I give you complete code for setting up the MatConvNet library, reading data, normalizing data, defining neural network structure, training neural network, and, finally, applying it to the test data. The main file is "p1.m". Before running "p1.m", in file "setup.m" change to the correct location the directories for the MatConvNet library and the data.
When you run "p1.m", it outputs:
The plots are useful to understand whether you underfit/overfit to the training data.
What to do for this problem:
Open file "initializeCNN.m". This file initializes the structure of convNet.

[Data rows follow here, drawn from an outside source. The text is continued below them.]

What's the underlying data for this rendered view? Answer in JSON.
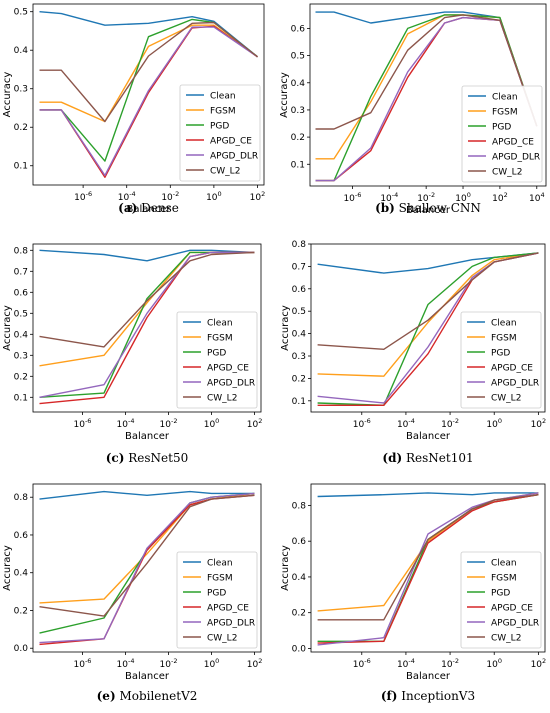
{
  "colors": {
    "Clean": "#1f77b4",
    "FGSM": "#ff9f1c",
    "PGD": "#2ca02c",
    "APGD_CE": "#d62728",
    "APGD_DLR": "#9467bd",
    "CW_L2": "#8c564b"
  },
  "chart_data": [
    {
      "type": "line",
      "caption_letter": "(a)",
      "caption_name": "Dense",
      "xlabel": "Balancer",
      "ylabel": "Accuracy",
      "x_scale": "log",
      "x": [
        1e-08,
        1e-07,
        1e-05,
        0.001,
        0.1,
        1.0,
        100.0
      ],
      "x_ticks": [
        "10^-6",
        "10^-4",
        "10^-2",
        "10^0",
        "10^2"
      ],
      "y_ticks": [
        "0.1",
        "0.2",
        "0.3",
        "0.4",
        "0.5"
      ],
      "ylim": [
        0.05,
        0.52
      ],
      "legend_position": "lower right",
      "series": [
        {
          "name": "Clean",
          "values": [
            0.5,
            0.495,
            0.465,
            0.47,
            0.487,
            0.475,
            0.383
          ]
        },
        {
          "name": "FGSM",
          "values": [
            0.265,
            0.265,
            0.215,
            0.41,
            0.465,
            0.465,
            0.383
          ]
        },
        {
          "name": "PGD",
          "values": [
            0.245,
            0.245,
            0.112,
            0.435,
            0.48,
            0.472,
            0.383
          ]
        },
        {
          "name": "APGD_CE",
          "values": [
            0.245,
            0.245,
            0.07,
            0.29,
            0.458,
            0.462,
            0.383
          ]
        },
        {
          "name": "APGD_DLR",
          "values": [
            0.245,
            0.245,
            0.075,
            0.295,
            0.46,
            0.46,
            0.383
          ]
        },
        {
          "name": "CW_L2",
          "values": [
            0.348,
            0.348,
            0.215,
            0.385,
            0.47,
            0.472,
            0.383
          ]
        }
      ]
    },
    {
      "type": "line",
      "caption_letter": "(b)",
      "caption_name": "Shallow CNN",
      "xlabel": "Balancer",
      "ylabel": "Accuracy",
      "x_scale": "log",
      "x": [
        1e-08,
        1e-07,
        1e-05,
        0.001,
        0.1,
        1.0,
        100.0,
        10000.0
      ],
      "x_ticks": [
        "10^-6",
        "10^-4",
        "10^-2",
        "10^0",
        "10^2",
        "10^4"
      ],
      "y_ticks": [
        "0.1",
        "0.2",
        "0.3",
        "0.4",
        "0.5",
        "0.6"
      ],
      "ylim": [
        0.02,
        0.69
      ],
      "legend_position": "lower right",
      "series": [
        {
          "name": "Clean",
          "values": [
            0.66,
            0.66,
            0.62,
            0.64,
            0.66,
            0.66,
            0.64,
            0.24
          ]
        },
        {
          "name": "FGSM",
          "values": [
            0.12,
            0.12,
            0.33,
            0.58,
            0.65,
            0.65,
            0.64,
            0.24
          ]
        },
        {
          "name": "PGD",
          "values": [
            0.04,
            0.04,
            0.35,
            0.6,
            0.65,
            0.65,
            0.64,
            0.24
          ]
        },
        {
          "name": "APGD_CE",
          "values": [
            0.04,
            0.04,
            0.15,
            0.42,
            0.62,
            0.64,
            0.63,
            0.24
          ]
        },
        {
          "name": "APGD_DLR",
          "values": [
            0.04,
            0.04,
            0.16,
            0.44,
            0.62,
            0.64,
            0.63,
            0.24
          ]
        },
        {
          "name": "CW_L2",
          "values": [
            0.23,
            0.23,
            0.29,
            0.52,
            0.64,
            0.65,
            0.63,
            0.24
          ]
        }
      ]
    },
    {
      "type": "line",
      "caption_letter": "(c)",
      "caption_name": "ResNet50",
      "xlabel": "Balancer",
      "ylabel": "Accuracy",
      "x_scale": "log",
      "x": [
        1e-08,
        1e-05,
        0.001,
        0.1,
        1.0,
        100.0
      ],
      "x_ticks": [
        "10^-6",
        "10^-4",
        "10^-2",
        "10^0",
        "10^2"
      ],
      "y_ticks": [
        "0.1",
        "0.2",
        "0.3",
        "0.4",
        "0.5",
        "0.6",
        "0.7",
        "0.8"
      ],
      "ylim": [
        0.03,
        0.83
      ],
      "legend_position": "lower right",
      "series": [
        {
          "name": "Clean",
          "values": [
            0.8,
            0.78,
            0.75,
            0.8,
            0.8,
            0.79
          ]
        },
        {
          "name": "FGSM",
          "values": [
            0.25,
            0.3,
            0.55,
            0.79,
            0.79,
            0.79
          ]
        },
        {
          "name": "PGD",
          "values": [
            0.1,
            0.12,
            0.57,
            0.79,
            0.79,
            0.79
          ]
        },
        {
          "name": "APGD_CE",
          "values": [
            0.07,
            0.1,
            0.48,
            0.77,
            0.79,
            0.79
          ]
        },
        {
          "name": "APGD_DLR",
          "values": [
            0.1,
            0.16,
            0.5,
            0.77,
            0.79,
            0.79
          ]
        },
        {
          "name": "CW_L2",
          "values": [
            0.39,
            0.34,
            0.56,
            0.75,
            0.78,
            0.79
          ]
        }
      ]
    },
    {
      "type": "line",
      "caption_letter": "(d)",
      "caption_name": "ResNet101",
      "xlabel": "Balancer",
      "ylabel": "Accuracy",
      "x_scale": "log",
      "x": [
        1e-08,
        1e-05,
        0.001,
        0.1,
        1.0,
        100.0
      ],
      "x_ticks": [
        "10^-6",
        "10^-4",
        "10^-2",
        "10^0",
        "10^2"
      ],
      "y_ticks": [
        "0.1",
        "0.2",
        "0.3",
        "0.4",
        "0.5",
        "0.6",
        "0.7",
        "0.8"
      ],
      "ylim": [
        0.05,
        0.8
      ],
      "legend_position": "lower right",
      "series": [
        {
          "name": "Clean",
          "values": [
            0.71,
            0.67,
            0.69,
            0.73,
            0.74,
            0.76
          ]
        },
        {
          "name": "FGSM",
          "values": [
            0.22,
            0.21,
            0.45,
            0.66,
            0.73,
            0.76
          ]
        },
        {
          "name": "PGD",
          "values": [
            0.09,
            0.08,
            0.53,
            0.7,
            0.74,
            0.76
          ]
        },
        {
          "name": "APGD_CE",
          "values": [
            0.08,
            0.08,
            0.31,
            0.64,
            0.72,
            0.76
          ]
        },
        {
          "name": "APGD_DLR",
          "values": [
            0.12,
            0.09,
            0.34,
            0.65,
            0.72,
            0.76
          ]
        },
        {
          "name": "CW_L2",
          "values": [
            0.35,
            0.33,
            0.46,
            0.64,
            0.72,
            0.76
          ]
        }
      ]
    },
    {
      "type": "line",
      "caption_letter": "(e)",
      "caption_name": "MobilenetV2",
      "xlabel": "Balancer",
      "ylabel": "Accuracy",
      "x_scale": "log",
      "x": [
        1e-08,
        1e-05,
        0.001,
        0.1,
        1.0,
        100.0
      ],
      "x_ticks": [
        "10^-6",
        "10^-4",
        "10^-2",
        "10^0",
        "10^2"
      ],
      "y_ticks": [
        "0.0",
        "0.2",
        "0.4",
        "0.6",
        "0.8"
      ],
      "ylim": [
        -0.02,
        0.87
      ],
      "legend_position": "lower right",
      "series": [
        {
          "name": "Clean",
          "values": [
            0.79,
            0.83,
            0.81,
            0.83,
            0.82,
            0.82
          ]
        },
        {
          "name": "FGSM",
          "values": [
            0.24,
            0.26,
            0.5,
            0.76,
            0.79,
            0.82
          ]
        },
        {
          "name": "PGD",
          "values": [
            0.08,
            0.16,
            0.52,
            0.77,
            0.8,
            0.82
          ]
        },
        {
          "name": "APGD_CE",
          "values": [
            0.02,
            0.05,
            0.52,
            0.76,
            0.79,
            0.81
          ]
        },
        {
          "name": "APGD_DLR",
          "values": [
            0.03,
            0.05,
            0.53,
            0.77,
            0.8,
            0.82
          ]
        },
        {
          "name": "CW_L2",
          "values": [
            0.22,
            0.17,
            0.45,
            0.75,
            0.79,
            0.81
          ]
        }
      ]
    },
    {
      "type": "line",
      "caption_letter": "(f)",
      "caption_name": "InceptionV3",
      "xlabel": "Balancer",
      "ylabel": "Accuracy",
      "x_scale": "log",
      "x": [
        1e-08,
        1e-05,
        0.001,
        0.1,
        1.0,
        100.0
      ],
      "x_ticks": [
        "10^-6",
        "10^-4",
        "10^-2",
        "10^0",
        "10^2"
      ],
      "y_ticks": [
        "0.0",
        "0.2",
        "0.4",
        "0.6",
        "0.8"
      ],
      "ylim": [
        -0.02,
        0.92
      ],
      "legend_position": "lower right",
      "series": [
        {
          "name": "Clean",
          "values": [
            0.85,
            0.86,
            0.87,
            0.86,
            0.87,
            0.87
          ]
        },
        {
          "name": "FGSM",
          "values": [
            0.21,
            0.24,
            0.6,
            0.78,
            0.83,
            0.87
          ]
        },
        {
          "name": "PGD",
          "values": [
            0.04,
            0.04,
            0.61,
            0.78,
            0.82,
            0.86
          ]
        },
        {
          "name": "APGD_CE",
          "values": [
            0.03,
            0.04,
            0.59,
            0.77,
            0.82,
            0.86
          ]
        },
        {
          "name": "APGD_DLR",
          "values": [
            0.02,
            0.06,
            0.64,
            0.79,
            0.83,
            0.87
          ]
        },
        {
          "name": "CW_L2",
          "values": [
            0.16,
            0.16,
            0.61,
            0.78,
            0.83,
            0.86
          ]
        }
      ]
    }
  ]
}
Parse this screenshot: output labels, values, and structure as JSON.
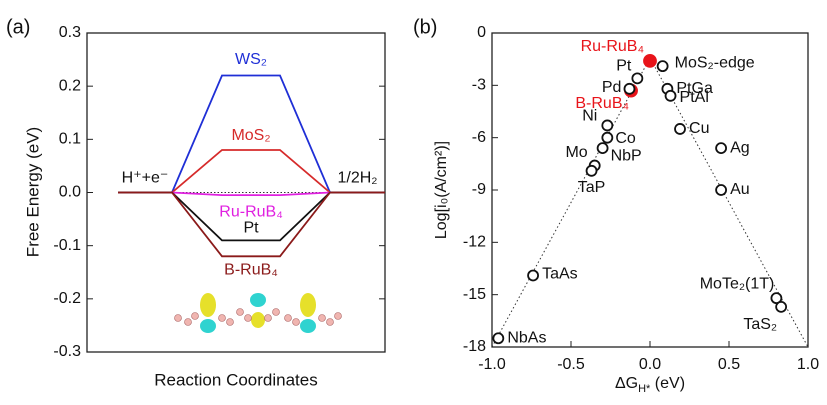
{
  "chart_data": [
    {
      "type": "energy",
      "title": "(a)",
      "xlabel": "Reaction Coordinates",
      "ylabel": "Free Energy (eV)",
      "categories": [
        "H⁺+e⁻",
        null,
        "1/2H₂"
      ],
      "ylim": [
        -0.3,
        0.3
      ],
      "yticks": [
        -0.3,
        -0.2,
        -0.1,
        {
          "value": 0,
          "label": "0.0"
        },
        0.1,
        0.2,
        0.3
      ],
      "series": [
        {
          "name": "WS₂",
          "color": "#1f2fd6",
          "values": [
            0,
            0.22,
            0
          ]
        },
        {
          "name": "MoS₂",
          "color": "#d62a2a",
          "values": [
            0,
            0.08,
            0
          ]
        },
        {
          "name": "Ru-RuB₄",
          "color": "#e020e0",
          "values": [
            0,
            -0.005,
            0
          ]
        },
        {
          "name": "Pt",
          "color": "#111111",
          "values": [
            0,
            -0.09,
            0
          ]
        },
        {
          "name": "B-RuB₄",
          "color": "#8b1a1a",
          "values": [
            0,
            -0.12,
            0
          ]
        }
      ]
    },
    {
      "type": "scatter",
      "title": "(b)",
      "xlabel": [
        "ΔG",
        "H*",
        " (eV)"
      ],
      "ylabel": "Log[i₀(A/cm²)]",
      "xlim": [
        -1,
        1
      ],
      "ylim": [
        -18,
        0
      ],
      "xticks": [
        {
          "value": -1,
          "label": "-1.0"
        },
        -0.5,
        {
          "value": 0,
          "label": "0.0"
        },
        0.5,
        {
          "value": 1,
          "label": "1.0"
        }
      ],
      "yticks": [
        0,
        -3,
        -6,
        -9,
        -12,
        -15,
        -18
      ],
      "points": [
        {
          "label": "Ru-RuB₄",
          "x": 0,
          "y": -1.6,
          "color": "#e8141a"
        },
        {
          "label": "B-RuB₄",
          "x": -0.12,
          "y": -3.3,
          "color": "#e8141a"
        },
        {
          "label": "MoS₂-edge",
          "x": 0.08,
          "y": -1.9,
          "color": "#111111"
        },
        {
          "label": "Pt",
          "x": -0.08,
          "y": -2.6,
          "color": "#111111"
        },
        {
          "label": "Pd",
          "x": -0.13,
          "y": -3.2,
          "color": "#111111"
        },
        {
          "label": "PtGa",
          "x": 0.11,
          "y": -3.2,
          "color": "#111111"
        },
        {
          "label": "PtAl",
          "x": 0.13,
          "y": -3.6,
          "color": "#111111"
        },
        {
          "label": "Ni",
          "x": -0.27,
          "y": -5.3,
          "color": "#111111"
        },
        {
          "label": "Co",
          "x": -0.27,
          "y": -6.0,
          "color": "#111111"
        },
        {
          "label": "Cu",
          "x": 0.19,
          "y": -5.5,
          "color": "#111111"
        },
        {
          "label": "NbP",
          "x": -0.3,
          "y": -6.6,
          "color": "#111111"
        },
        {
          "label": "Mo",
          "x": -0.35,
          "y": -7.6,
          "color": "#111111"
        },
        {
          "label": "TaP",
          "x": -0.37,
          "y": -7.9,
          "color": "#111111"
        },
        {
          "label": "Ag",
          "x": 0.45,
          "y": -6.6,
          "color": "#111111"
        },
        {
          "label": "Au",
          "x": 0.45,
          "y": -9.0,
          "color": "#111111"
        },
        {
          "label": "TaAs",
          "x": -0.74,
          "y": -13.9,
          "color": "#111111"
        },
        {
          "label": "MoTe₂(1T)",
          "x": 0.8,
          "y": -15.2,
          "color": "#111111"
        },
        {
          "label": "TaS₂",
          "x": 0.83,
          "y": -15.7,
          "color": "#111111"
        },
        {
          "label": "NbAs",
          "x": -0.96,
          "y": -17.5,
          "color": "#111111"
        }
      ]
    }
  ]
}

There are two stages, each stage consists of a convolutional layer, ReLu layer (linear rectification), spatial normalization layer, and a pooling layer. After two stages, there is a fully connected layer and finally the softmax layer.
Try to get a better performance by experimenting with the network structure. You can change the number of layers (add/remove), change filter size, etc. In order to get a consistent network, notice the following:
Ideally, DNN should be trained on a large amount of data. Our dataset is quite small. In this problem, you will experiment with increasing the training data by a factor of 10. For each training image of size R x C, take 4 different random subcrops of size, say, (R-M) x (C-M) where M is a fraction of image width (for example, M = (1/8)*C). This gives you five images in total. Also flip them left to right (fliplr in matlab). You get 10 images. They should be resized to the size expected by our network, namely 200 by 200. This increases the amount of training data tenfold. Choose the best performing network from Problem 1 and 2, and retrain it on this larger dataset. Report the energy/training error/validation error plots as well as the test error. Compare with training on a smaller dataset.
In order to do this problem, you will need to add code to matlab script readDataForCNN.m. This script creates a dataset of images to be used for training and validation, namely, imdb.images.data (size 200 x 200 x 3 x 800). There are 800 images, and each of size 200 x 200 x 3. In addition, it creates imdb.images.labels (size 1 x 800) that stores the labels (correct classes, their range is 1, 2,...,10) for imdb.images.data. It also creates imdb.images.set (size 1 x 800) that stores "1" for a sample to be used for training, and "2" for a sample to be used for validation.
The new versions of imdb.images.data, imdb.images.label, imdb.images.set should be ten times larger in the forth dimention, which corresponds to the number of training samples. That is the new imdb.images.data should be of size 200 x 200 x 3 x 8000, the new imdb.images.labels of size 1 x 8000 and the new imdb.images.set of size 1 x 8000.
When you create a new image, its "label" and set "values" should remain the same as that for the original image. To avoid confusion, let me call the old dataset imdb_Old, and the new one imdb. Suppose you are creating a new images from sampe number 20 in the old dataset. Suppose the index of this sample in the new dataset is 200. Then you should set: imdb.data.set(200) = imdb_Old.data.set(20) and imdb.data.labels(200) = imdb_Old.data.labels(20).
The requirement that the label set set is obvious, the new image should be of the same class as the image it was derived from. The requirement on the validation set ensures that if the original image was validation, all the resulting images are also validation images. This ensures that the validation images are not that too similar to training images, otherwise, our validation error would be too optimistic.
Deep neural networks have to be trained on large amounts of data. We do not have nearly enough data. However, we can use a network trained on a massive amount of data, but for a different task. Recall that a neural network can be viewed as learning features. Visual features learned for one recognition task are likely to be useful for another task. In this problem, we will take a network trained for the imageNet competition (1000 classes), extract features, and use them for our task.